# Help Please RE Sound Absoprtion using Foam



## Ellisdj (Mar 16, 2012)

Hello Guys

First post, read lots however I want to check a few things with guys who know their stuff.

I have finally realised I need room treatment to get better sound - I want to do some, but it needs to be kept to its minimum because of the wife factor.

This is going in our living room so bass traps everywhere I cannot have. I currently have no treatment just furnishings, carpet, curtains

I need to reduce flutter echo, decay times especially in the 400 - 700htz region and the obvious reflections caused by my concrete walls, windows, fairly high flat ceiling etc
Bass I am using a digital eq on my sub for my listening position so I am not too worried about controlling deep bass, my decay is ok until 40htz - I may look at that later.

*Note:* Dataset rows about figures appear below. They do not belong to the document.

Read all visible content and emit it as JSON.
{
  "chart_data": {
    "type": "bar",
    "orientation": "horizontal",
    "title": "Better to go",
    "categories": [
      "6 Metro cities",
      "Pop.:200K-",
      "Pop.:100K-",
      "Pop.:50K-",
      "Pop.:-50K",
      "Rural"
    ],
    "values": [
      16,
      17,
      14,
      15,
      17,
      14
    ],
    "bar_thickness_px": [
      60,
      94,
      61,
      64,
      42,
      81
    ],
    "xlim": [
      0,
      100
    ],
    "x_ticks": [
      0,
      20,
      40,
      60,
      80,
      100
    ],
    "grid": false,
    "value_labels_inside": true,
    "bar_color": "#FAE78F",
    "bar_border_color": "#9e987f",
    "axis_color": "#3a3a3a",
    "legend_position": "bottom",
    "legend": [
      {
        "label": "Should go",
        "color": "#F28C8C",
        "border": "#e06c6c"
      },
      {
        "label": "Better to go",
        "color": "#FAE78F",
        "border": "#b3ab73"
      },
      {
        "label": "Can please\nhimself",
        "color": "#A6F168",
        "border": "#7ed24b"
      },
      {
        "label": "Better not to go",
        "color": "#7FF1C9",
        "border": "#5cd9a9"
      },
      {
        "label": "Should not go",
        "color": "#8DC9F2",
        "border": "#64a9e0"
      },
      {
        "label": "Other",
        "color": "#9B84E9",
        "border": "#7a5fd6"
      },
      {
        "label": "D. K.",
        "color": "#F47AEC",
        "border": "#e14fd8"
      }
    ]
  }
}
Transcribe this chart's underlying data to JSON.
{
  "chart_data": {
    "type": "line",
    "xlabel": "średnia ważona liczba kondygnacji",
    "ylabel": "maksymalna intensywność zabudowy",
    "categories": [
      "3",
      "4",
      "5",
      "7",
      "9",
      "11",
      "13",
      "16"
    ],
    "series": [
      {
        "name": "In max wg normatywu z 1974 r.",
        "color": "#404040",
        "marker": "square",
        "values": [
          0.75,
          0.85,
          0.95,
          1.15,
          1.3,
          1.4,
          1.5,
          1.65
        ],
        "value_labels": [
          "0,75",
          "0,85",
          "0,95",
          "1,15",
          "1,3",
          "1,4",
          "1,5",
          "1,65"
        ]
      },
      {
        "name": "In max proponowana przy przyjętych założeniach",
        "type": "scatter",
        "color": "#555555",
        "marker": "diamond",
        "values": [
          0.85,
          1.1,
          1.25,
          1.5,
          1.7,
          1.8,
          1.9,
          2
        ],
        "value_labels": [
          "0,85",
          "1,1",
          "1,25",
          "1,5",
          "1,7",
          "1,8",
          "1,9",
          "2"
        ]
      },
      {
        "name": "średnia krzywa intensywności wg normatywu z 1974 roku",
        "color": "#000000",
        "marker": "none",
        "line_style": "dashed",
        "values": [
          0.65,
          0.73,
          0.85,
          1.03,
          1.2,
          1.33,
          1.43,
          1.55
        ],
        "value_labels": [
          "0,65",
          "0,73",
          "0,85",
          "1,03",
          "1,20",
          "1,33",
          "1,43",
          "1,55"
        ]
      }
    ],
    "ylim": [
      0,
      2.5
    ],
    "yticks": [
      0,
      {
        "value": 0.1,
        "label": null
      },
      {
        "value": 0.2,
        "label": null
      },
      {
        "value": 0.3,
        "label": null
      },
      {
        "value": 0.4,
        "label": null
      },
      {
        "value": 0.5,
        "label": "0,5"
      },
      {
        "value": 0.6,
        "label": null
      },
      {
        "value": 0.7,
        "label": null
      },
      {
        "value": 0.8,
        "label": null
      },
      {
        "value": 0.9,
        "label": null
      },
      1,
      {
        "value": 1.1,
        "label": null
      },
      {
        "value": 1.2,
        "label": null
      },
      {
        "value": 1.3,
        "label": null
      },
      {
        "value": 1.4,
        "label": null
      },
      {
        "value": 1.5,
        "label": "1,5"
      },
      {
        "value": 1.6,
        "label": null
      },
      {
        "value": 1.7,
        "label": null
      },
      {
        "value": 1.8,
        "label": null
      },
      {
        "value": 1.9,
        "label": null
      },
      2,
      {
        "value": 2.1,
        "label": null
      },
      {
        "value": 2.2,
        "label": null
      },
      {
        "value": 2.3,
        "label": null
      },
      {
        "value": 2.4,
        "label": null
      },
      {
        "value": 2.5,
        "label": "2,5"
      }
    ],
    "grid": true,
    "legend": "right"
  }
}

I am looking at improving 250 up, maybe a bit lower if possible

So I want to try and get as much as I can without going silly with size / cost.
My plan was to put absoption for the first reflections on the side walls - am I right in thinking I need 2 absorbers for each wall i.e. each speaker left and right x 2 absorbers?

I was going to buy some foam slabs to make into panels, cover them etc - this was so that I could move them easily to test and mess about

They seem to be rated well and I am hoping that thick side absorbers / rear absorbers will make a fair difference to my room?

However Foam seems to get bad press on here 

The slabs I am looking at are NRC rated - and they seem to be rated well if you use the 3" and 4" versions.

First Question - I know the general advice is you use fibre broadbands - however if the foam is rated good would people use it
Ratings Acoustic Performance 3"
125Hz 250Hz 500Hz 1000Hz 2000Hz 4000Hz N.R.C.
0.25 0.68 1.00 1.06 1.08 1.07 .95

Acoustic Performance 4"
125Hz 250Hz 500Hz 1000Hz 2000Hz 4000Hz N.R.C.
0.62 0.95 1.04 0.99 1.04 1.06 1.00

the alternative is to buy banels from GIK for example, however I cannot seem to find data for their 242 panels.
This is a more expensive option as you have to buy 3 - and I would prefer 3 different colours that doesnt look an option?

I have loads more questions but will start there, thanks for help in advance


----------



## bpape (Sep 14, 2006)

We have not tested the 242 panels. From about 150Hz up, they will act the same as the 244 panels. You can look at the data for those.

Usually lab testing is done to identify how low a product will work. Since these are not really designed for bass duties, we didn't see the need to spend the money for the testing.

A nice finished panel is going to look MUCH better than foam. If WAF is an issue, I wouldn't think it would even be an option. If budget allows, you can also get into our Art Panel and let her pick out the pictures.

Bryan


----------



## Ellisdj (Mar 16, 2012)

bpape said:


> We have not tested the 242 panels. From about 150Hz up, they will act the same as the 244 panels. You can look at the data for those.
> 
> Usually lab testing is done to identify how low a product will work. Since these are not really designed for bass duties, we didn't see the need to spend the money for the testing.
> 
> ...


Hi Brian

Thanks for the reply, I cannot seem to find the data for the 244s either - can you please help me with link?

How will the 242 perform the same as the 244 above 150htz - does that mean the thickness is not that imprtant for high freqs within your panels?

2 inchs is easier to hide - can I get a mixed colour pack of 3?


----------



## bpape (Sep 14, 2006)

Thickness impacts how low an absorber will reach. All else the same, the mids and highs are the same.

Here is the link to the specs for the 244 - http://www.gikacoustics.com/absorption.html

The 242 are 3" (2" absorption and a 1" air gap for extended performance yet still be mounted flush on the wall.

We can do mixed colors if we do the order manually. No way to do it on the web site.

Bryan


----------